Even smart professional people are victimized by anti-vaxers’ lies

A pediatrics resident wrote an excellent op-ed on vaccination in the LA Times. LA has seen its first outbreak of measles in four years there, and it’s something to worry about.

A study published in the April issue of Pediatrics examined a 2008 measles outbreak in San Diego. The index case was a 7-year-old unvaccinated child who was exposed to the virus while abroad. This case resulted in 839 exposed persons, 11 actual cases (all in unvaccinated children) and the hospitalization of an infant too young to be vaccinated. In total, the outbreak cost the public more than $175,000, which would have covered the costs of measles vaccinations for almost 180,000 children.

You skip out on giving your kids a cheap, easy, routine shot, and this is what you can do: harm hundreds. Measles is also the kind of disease people can die of, too, so there’s an even greater risk than making a lot of people miserable.

But this next bit was the most compelling part of the story. How can smart people be so stupid?

And yet, many parents continue not to vaccinate their children.
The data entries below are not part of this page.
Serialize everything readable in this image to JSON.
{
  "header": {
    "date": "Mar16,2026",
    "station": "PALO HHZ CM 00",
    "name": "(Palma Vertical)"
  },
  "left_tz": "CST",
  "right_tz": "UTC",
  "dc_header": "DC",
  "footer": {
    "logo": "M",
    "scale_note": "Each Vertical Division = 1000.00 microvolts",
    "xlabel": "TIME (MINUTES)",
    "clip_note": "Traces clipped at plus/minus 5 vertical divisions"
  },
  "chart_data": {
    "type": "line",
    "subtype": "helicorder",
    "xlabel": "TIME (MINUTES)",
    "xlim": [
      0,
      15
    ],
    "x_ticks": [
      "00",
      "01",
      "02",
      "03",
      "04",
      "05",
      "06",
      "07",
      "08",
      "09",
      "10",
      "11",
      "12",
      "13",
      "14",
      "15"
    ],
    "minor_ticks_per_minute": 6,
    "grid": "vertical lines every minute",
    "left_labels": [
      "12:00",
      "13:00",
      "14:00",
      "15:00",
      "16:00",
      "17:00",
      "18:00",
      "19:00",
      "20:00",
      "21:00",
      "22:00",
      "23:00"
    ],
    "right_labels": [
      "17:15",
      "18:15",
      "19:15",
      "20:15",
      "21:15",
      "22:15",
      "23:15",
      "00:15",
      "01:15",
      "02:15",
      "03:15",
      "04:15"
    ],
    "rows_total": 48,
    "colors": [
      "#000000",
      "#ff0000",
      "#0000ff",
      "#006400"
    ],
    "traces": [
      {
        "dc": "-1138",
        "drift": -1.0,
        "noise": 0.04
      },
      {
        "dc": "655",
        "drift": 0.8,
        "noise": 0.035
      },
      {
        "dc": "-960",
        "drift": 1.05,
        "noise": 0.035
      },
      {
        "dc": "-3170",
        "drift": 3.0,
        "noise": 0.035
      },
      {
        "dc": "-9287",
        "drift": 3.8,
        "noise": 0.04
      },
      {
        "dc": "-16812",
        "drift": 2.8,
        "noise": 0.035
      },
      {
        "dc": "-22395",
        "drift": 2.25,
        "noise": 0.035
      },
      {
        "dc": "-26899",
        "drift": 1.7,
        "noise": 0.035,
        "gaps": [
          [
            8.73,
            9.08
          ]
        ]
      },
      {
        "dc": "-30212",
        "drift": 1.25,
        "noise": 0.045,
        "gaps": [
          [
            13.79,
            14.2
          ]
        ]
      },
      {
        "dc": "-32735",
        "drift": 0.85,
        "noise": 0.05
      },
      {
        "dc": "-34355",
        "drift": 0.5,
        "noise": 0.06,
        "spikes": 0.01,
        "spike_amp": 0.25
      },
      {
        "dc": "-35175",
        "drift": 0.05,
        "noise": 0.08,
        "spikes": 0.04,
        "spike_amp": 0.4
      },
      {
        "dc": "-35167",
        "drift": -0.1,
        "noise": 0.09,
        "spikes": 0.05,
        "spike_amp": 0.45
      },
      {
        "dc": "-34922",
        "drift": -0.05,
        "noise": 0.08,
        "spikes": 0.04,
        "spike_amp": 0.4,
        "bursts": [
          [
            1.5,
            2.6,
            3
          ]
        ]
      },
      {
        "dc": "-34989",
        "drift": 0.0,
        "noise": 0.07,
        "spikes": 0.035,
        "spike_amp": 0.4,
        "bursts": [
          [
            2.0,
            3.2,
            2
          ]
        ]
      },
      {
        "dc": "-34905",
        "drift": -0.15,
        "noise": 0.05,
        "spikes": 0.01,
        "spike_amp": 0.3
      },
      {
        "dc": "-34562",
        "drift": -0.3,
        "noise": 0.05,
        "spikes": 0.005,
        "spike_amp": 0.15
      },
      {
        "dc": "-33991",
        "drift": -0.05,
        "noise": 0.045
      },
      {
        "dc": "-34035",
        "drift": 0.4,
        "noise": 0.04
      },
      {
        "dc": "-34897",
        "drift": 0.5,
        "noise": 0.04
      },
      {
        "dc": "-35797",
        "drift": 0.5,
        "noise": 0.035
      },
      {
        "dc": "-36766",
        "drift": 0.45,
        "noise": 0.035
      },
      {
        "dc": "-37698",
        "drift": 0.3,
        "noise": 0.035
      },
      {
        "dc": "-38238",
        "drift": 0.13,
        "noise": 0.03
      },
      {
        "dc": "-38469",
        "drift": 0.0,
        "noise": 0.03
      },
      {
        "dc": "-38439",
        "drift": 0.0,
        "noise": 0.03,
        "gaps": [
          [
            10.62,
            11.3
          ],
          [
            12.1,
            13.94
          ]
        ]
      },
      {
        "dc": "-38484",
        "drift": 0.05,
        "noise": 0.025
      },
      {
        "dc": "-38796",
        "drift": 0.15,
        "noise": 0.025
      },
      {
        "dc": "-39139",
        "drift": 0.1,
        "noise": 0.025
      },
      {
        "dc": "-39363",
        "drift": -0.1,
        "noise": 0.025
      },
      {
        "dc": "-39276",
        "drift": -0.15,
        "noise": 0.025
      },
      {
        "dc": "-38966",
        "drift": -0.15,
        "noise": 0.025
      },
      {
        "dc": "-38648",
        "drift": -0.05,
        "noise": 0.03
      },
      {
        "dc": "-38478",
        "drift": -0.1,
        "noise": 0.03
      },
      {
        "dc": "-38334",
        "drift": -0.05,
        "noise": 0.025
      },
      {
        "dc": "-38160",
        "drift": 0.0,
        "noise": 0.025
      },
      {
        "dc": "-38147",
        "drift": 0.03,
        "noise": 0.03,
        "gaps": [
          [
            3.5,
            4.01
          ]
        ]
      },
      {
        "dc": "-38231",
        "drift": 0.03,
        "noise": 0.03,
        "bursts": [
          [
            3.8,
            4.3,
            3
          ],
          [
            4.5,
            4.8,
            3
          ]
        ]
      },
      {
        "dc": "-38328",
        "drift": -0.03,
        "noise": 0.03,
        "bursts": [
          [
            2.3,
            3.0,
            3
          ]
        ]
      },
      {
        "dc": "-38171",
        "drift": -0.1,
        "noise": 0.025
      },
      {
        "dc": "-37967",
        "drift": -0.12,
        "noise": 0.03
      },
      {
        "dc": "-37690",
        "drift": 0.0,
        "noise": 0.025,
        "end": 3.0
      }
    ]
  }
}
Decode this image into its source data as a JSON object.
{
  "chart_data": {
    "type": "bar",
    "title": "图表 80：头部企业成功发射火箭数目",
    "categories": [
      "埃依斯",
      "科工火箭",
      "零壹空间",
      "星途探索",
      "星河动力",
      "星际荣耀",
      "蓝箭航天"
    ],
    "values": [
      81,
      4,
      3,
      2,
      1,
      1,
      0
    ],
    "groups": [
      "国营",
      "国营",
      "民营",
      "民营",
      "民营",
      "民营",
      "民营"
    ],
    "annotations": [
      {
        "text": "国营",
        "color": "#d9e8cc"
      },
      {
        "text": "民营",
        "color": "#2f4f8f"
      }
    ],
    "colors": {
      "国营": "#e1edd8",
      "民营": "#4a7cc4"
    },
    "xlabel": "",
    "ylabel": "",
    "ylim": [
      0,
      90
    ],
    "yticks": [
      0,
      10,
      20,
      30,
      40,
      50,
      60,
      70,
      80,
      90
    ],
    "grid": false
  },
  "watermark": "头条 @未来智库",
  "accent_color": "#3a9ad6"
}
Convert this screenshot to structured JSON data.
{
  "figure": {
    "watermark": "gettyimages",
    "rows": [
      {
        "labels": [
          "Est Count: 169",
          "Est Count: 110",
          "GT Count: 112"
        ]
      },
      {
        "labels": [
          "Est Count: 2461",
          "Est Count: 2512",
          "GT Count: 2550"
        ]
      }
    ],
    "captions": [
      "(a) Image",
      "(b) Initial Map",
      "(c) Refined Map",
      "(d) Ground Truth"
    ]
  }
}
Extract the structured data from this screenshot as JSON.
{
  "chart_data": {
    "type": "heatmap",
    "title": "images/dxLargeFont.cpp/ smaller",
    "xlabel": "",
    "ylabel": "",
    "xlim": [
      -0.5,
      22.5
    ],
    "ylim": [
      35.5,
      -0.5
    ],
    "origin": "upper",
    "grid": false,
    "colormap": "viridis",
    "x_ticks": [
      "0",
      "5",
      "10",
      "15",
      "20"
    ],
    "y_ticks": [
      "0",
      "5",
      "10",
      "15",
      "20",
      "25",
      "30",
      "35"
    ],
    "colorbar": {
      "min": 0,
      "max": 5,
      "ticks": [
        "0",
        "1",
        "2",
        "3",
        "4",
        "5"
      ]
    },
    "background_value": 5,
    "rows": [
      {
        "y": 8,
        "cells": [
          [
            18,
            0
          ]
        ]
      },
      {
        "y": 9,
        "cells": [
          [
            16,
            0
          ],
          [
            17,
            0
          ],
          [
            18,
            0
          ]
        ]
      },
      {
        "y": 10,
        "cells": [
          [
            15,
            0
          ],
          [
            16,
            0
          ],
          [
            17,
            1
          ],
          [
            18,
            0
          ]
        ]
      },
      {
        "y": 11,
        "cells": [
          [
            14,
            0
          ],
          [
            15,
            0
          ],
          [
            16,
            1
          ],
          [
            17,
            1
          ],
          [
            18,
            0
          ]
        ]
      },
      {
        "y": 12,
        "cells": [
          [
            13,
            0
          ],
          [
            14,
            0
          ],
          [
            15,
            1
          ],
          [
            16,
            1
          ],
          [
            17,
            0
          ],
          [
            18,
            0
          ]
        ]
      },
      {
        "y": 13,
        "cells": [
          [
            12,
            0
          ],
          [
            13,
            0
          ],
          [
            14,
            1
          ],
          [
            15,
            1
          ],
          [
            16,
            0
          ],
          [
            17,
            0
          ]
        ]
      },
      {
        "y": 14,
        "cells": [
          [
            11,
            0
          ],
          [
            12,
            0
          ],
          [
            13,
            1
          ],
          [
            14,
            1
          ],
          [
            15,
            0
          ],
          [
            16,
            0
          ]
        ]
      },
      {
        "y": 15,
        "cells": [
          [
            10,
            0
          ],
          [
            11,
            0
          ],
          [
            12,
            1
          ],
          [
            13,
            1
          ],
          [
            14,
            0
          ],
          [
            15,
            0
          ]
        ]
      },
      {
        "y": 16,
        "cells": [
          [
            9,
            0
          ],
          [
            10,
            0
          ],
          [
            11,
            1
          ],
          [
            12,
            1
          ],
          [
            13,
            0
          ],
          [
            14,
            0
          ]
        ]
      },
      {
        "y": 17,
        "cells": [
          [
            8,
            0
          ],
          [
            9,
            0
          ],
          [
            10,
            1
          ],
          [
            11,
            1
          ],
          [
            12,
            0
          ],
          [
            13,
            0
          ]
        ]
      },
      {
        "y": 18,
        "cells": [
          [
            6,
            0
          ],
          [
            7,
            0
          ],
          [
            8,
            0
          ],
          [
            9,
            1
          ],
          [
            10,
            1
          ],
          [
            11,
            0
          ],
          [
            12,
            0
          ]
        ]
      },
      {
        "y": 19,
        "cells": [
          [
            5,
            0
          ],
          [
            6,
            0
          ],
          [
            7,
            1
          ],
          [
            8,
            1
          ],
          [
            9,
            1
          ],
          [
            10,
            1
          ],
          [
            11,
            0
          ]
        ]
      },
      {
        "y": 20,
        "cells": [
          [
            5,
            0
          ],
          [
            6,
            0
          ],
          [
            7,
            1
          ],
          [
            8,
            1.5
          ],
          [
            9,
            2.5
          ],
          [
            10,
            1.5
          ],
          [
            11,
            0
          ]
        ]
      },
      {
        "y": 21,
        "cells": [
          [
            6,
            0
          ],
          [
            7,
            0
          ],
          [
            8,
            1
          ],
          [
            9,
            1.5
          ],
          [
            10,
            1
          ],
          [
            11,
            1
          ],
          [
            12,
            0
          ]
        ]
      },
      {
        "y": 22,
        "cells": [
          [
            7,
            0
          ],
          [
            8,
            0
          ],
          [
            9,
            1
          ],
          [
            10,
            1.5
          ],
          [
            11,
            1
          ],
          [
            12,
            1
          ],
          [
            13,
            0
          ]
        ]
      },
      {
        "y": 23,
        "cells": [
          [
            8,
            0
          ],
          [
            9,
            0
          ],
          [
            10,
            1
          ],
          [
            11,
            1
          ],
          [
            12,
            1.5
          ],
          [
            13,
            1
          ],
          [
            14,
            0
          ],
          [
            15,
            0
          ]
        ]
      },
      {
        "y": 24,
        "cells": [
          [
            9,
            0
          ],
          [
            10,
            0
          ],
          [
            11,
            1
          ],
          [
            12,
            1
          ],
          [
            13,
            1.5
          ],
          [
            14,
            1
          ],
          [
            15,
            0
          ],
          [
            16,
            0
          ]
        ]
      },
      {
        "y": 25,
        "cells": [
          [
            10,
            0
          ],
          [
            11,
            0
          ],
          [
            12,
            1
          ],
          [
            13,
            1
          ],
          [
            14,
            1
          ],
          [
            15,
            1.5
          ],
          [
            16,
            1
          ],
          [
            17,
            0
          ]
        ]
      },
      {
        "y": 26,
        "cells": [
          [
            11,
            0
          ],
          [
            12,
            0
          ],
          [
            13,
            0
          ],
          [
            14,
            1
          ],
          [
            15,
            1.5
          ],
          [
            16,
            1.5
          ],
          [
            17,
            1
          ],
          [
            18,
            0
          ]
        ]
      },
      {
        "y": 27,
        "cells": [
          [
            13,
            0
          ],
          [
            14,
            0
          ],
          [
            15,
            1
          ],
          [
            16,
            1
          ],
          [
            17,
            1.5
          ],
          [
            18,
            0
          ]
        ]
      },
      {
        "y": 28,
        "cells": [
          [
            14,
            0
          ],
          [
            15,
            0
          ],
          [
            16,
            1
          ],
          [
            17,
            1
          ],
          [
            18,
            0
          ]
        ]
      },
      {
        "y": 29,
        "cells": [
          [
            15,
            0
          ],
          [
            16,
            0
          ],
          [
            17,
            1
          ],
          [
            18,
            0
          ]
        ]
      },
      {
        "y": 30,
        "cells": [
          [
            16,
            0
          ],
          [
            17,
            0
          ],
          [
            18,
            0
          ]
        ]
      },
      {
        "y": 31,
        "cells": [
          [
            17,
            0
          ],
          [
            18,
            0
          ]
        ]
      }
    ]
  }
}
I see such children frequently. Last fall, when I entered an examination room, a 5-year-old patient loudly yelled “Get out!” Her mother apologized, then explained. “Sorry, she’s never gotten S-H-O-T-S before.”

Confused, I looked down at the chart to confirm that the patient was in for H1N1 and seasonal flu vaccines. Seeing that she was, I seized the opportunity to offer her catch-up vaccines as well, but her mother declined. She explained matter-of-factly that it was because the flu was “going around” whereas the other vaccine-preventable diseases, she said, were no longer a threat.

She went on to tell me that she was a lawyer who had grown up in a country where measles is still endemic. Since moving to the U.S., she had never known anyone to suffer from measles, but she did know several children who had autism. So, while she understood that vaccinations had not been definitively shown to cause autism, she felt that, here in America, the risk of autism was a bigger threat than that of vaccine-preventable diseases.

No longer a threat? That’s awfully short-sighted. This clever lawyer moved to this country from a place where the disease was endemic…does she think there is a super-duper barrier around America now so no more people and diseases can move here from her native country? And there is no risk of autism from vaccinations that has ever been demonstrated.

I suppose I could make a few jokes about selfish lawyers here, but since there are lawyers reading the blog, I’ll wait until they leave the room. Ask me later, kids. Or invent your own!